The foundation for Marcey’s commitment to human services began with the Georgia Governor’s Council on Developmental Disabilities. As program director, she played a key role in promoting best practices for community integration and self-determination. As contracts manager with the Georgia Office of Developmental Disabilities, Division of Mental Health, Developmental Disabilities, and Addictive Diseases, Marcey was helped lead Georgia’s systems change initiative to engage third-party intake and assessment evaluators and support coordinators for all community-based services. She provided oversight regarding level of care determination, diagnostic evaluative documentation, service plan development, and support coordination (case management) while participating in quality assurance and improvement processes.

Marcey has worked as an independent consultant and was also affiliated with the Consortium on Innovative Practices, an organization that supports innovative approaches and practices in the field of human services through research, policy analysis, training, education and advocacy that brings together appropriate resources and stakeholders to address each unique human service issue. She has conducted a statewide mental health gap analysis for Georgia, supported policy development and implementation of Alabama’s Cash and Counseling program, helped launch an agency-with-choice consumer-directed program in Texas, led strategic planning for a New York effort on spiritual inclusion for individuals with developmental disabilities, and spearheaded the research and planning for a Medicaid buy-in program in Alabama.
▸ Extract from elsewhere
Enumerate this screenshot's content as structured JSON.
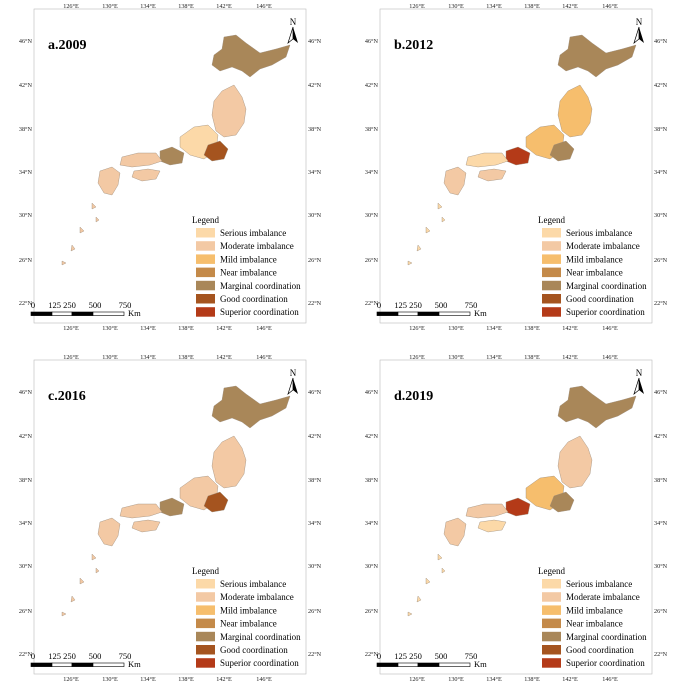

Most recently, Marcey oversaw fee-for-service and managed care Medicaid operations for the Georgia Department of Community Health. She led a team of more than 50 to administer multiple programs, implementing federal regulations and rules. During her tenure as assistant chief of Medicaid for policy and provider services, Marcey led multi-agency planning for implementation of a new set of benefits for children with Autism Spectrum Disorder. Marcey also co-led the development and launch of a new managed care plan for children in foster care, receiving adoption assistance, and involved in the juvenile justice system. She was also responsible for developing the state’s response to the Home and Community-Based Services Settings Rule and implementation of the resulting Statewide Transition Plan.

Marcey obtained her undergraduate degree in business management with a concentration in marketing at Tulane University in New Orleans, Louisiana. She completed both her Master in Business Administration and Master in Health Administration in 2003 at Georgia State University.